Miner Weekly: Bitcoin Hashrate Slides Sparks Misconceptions – Again

This article first appeared in Miner Weekly, BlocksBridge Consulting’s weekly newsletter curating the latest news in bitcoin mining and data analysis from TheMinerMag. Subscribe to receive in your inbox once a week.
After reaching an all-time high of nearly 950 EH/s earlier this month, bitcoin’s seven-day moving average hashrate has slipped to around 810 EH/s—a notable 15% pullback. The decline has sparked widespread speculation online, with some attributing the drop to geopolitical tensions following the U.S. strike on Iranian nuclear facilities.
Posts circulating on X claim that the attack coincided with the hashrate dip and suggest it may have taken Iranian miners offline, removing “secret hashrate” from the network.
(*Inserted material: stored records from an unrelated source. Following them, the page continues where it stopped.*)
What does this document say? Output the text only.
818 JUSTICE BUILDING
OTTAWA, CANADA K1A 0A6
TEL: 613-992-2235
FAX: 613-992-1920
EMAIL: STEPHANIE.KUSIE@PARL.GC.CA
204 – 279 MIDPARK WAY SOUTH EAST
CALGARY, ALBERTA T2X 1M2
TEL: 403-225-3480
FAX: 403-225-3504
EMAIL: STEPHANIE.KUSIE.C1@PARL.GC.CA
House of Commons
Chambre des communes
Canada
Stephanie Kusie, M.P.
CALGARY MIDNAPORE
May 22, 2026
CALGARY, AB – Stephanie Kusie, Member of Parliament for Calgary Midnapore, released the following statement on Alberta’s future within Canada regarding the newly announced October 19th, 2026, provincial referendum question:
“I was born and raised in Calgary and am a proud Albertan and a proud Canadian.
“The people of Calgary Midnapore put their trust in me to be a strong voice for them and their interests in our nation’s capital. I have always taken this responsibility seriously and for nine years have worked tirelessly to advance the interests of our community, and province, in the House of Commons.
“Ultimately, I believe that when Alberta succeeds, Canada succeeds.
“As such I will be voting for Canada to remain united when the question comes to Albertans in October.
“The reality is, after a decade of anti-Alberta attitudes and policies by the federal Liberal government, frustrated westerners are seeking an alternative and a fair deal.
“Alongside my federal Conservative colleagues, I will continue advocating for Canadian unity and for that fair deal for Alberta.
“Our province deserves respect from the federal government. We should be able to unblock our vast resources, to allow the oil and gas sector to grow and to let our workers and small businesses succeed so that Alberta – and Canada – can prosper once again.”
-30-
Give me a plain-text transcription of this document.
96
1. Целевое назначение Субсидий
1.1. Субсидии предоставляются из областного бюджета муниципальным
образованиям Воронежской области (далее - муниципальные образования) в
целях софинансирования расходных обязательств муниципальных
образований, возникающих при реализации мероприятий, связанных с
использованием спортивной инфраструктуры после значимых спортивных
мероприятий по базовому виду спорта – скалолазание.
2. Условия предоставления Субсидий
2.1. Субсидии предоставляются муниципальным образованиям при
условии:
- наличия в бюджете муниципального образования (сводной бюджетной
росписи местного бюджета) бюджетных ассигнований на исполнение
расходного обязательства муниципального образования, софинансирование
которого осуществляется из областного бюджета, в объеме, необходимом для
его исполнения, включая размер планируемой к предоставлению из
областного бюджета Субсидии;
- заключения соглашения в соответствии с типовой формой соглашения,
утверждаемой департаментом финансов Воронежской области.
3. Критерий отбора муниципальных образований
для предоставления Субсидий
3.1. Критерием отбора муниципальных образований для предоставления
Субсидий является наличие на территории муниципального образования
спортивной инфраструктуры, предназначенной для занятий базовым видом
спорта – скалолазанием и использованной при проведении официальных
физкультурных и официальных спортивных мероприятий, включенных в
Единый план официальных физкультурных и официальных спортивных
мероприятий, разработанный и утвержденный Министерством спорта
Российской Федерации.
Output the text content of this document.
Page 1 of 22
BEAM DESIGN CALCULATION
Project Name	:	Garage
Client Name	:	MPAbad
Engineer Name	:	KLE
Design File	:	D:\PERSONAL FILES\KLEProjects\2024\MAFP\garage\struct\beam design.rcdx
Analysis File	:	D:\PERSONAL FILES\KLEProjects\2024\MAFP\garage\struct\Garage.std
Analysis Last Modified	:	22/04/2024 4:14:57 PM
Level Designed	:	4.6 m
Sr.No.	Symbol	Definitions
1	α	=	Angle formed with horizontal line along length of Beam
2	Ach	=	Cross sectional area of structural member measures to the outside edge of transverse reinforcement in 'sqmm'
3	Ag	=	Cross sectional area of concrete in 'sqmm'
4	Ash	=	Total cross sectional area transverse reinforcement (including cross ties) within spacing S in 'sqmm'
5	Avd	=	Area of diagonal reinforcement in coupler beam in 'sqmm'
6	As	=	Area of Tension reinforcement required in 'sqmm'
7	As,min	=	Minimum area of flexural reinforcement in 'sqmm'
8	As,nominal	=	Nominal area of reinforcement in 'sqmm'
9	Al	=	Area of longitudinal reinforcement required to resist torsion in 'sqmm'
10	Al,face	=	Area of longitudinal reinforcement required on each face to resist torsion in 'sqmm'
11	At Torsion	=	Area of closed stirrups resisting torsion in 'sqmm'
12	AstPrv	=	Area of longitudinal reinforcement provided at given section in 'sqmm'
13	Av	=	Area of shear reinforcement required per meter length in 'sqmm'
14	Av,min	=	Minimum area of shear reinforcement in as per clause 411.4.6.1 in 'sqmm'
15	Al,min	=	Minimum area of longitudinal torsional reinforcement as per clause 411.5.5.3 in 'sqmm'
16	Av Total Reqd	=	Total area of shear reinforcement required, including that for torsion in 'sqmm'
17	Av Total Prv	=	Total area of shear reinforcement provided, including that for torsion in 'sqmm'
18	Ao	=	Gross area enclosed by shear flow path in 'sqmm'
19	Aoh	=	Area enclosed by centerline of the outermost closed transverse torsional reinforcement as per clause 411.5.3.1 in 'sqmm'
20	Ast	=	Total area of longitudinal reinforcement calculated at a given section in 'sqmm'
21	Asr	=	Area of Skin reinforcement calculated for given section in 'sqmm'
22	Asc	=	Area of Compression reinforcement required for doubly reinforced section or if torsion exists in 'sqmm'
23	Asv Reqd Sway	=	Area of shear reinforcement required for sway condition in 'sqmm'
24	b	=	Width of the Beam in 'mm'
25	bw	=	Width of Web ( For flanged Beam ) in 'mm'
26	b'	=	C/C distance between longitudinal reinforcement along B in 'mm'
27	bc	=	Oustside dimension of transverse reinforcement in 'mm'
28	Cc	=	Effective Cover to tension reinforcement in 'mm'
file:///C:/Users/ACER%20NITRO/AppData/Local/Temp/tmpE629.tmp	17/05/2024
Others are reviving perennial fears of a “hashrate crash,” pointing to the one-day average hashrate briefly dipping to 600 EH/s.
Many of these interpretations misunderstand how Bitcoin’s hashrate is actually estimated—an error that recurs as reliably as the network’s halving cycle.
Bitcoin’s hashrate is derived from mining difficulty and block production intervals, which means short-term figures can swing wildly due to randomness. The one-day hashrate metric is particularly volatile and often reflects statistical noise—essentially, how “lucky” miners get—rather than any fundamental shift in network capacity. By the same logic, it would be misleading to claim that Bitcoin’s hashrate has surpassed 1 zettahash based solely on a one-day spike.
For those interested in the technical details:
Hashrate (hashes per second) = Difficulty × 2³² / Average block interval (in seconds)
In this equation, the numerator remains constant throughout a given difficulty epoch, so fluctuations in estimated hashrate are entirely driven by variations in block production time.
Each market cycle brings a wave of newcomers who misread these fluctuations. The “hashrate crash” narrative resurfaces whenever metrics decline sharply, despite the probabilistic nature of block production in Bitcoin mining.
A more grounded explanation points to seasonal curtailment in North America as the likely cause. Pool-level data (see screenshot above) shows that the steepest drop came from Foundry USA Pool, which intermittently went offline before rebounding. This pattern is consistent with summer grid management in the U.S., where miners curtail operations during peak electricity demand to help stabilize the grid.
Even if some Iranian capacity was disrupted, the impact appears marginal compared to the widespread curtailments affecting major U.S.-based pools. It’s also unlikely that significant Iranian hashrate would be routed through Foundry USA, a U.S.-based pool subject to sanctions compliance.
Looking ahead, bitcoin’s next difficulty adjustment is expected around June 29 and could mark the steepest downward retarget since the aftermath of China’s 2021 mining ban—potentially steeper than the -7.32% drop seen during the 2022 bear market’s miner capitulation.
That said, the network hashrate appears to be recovering. The projected difficulty adjustment, which was estimated at nearly -10% a few days ago, is now expected to be slightly under -8%.
Regardless of the final figure, the anticipated difficulty drop should offer some temporary relief—especially for miners operating at the margin amid post-halving economics and summer curtailments.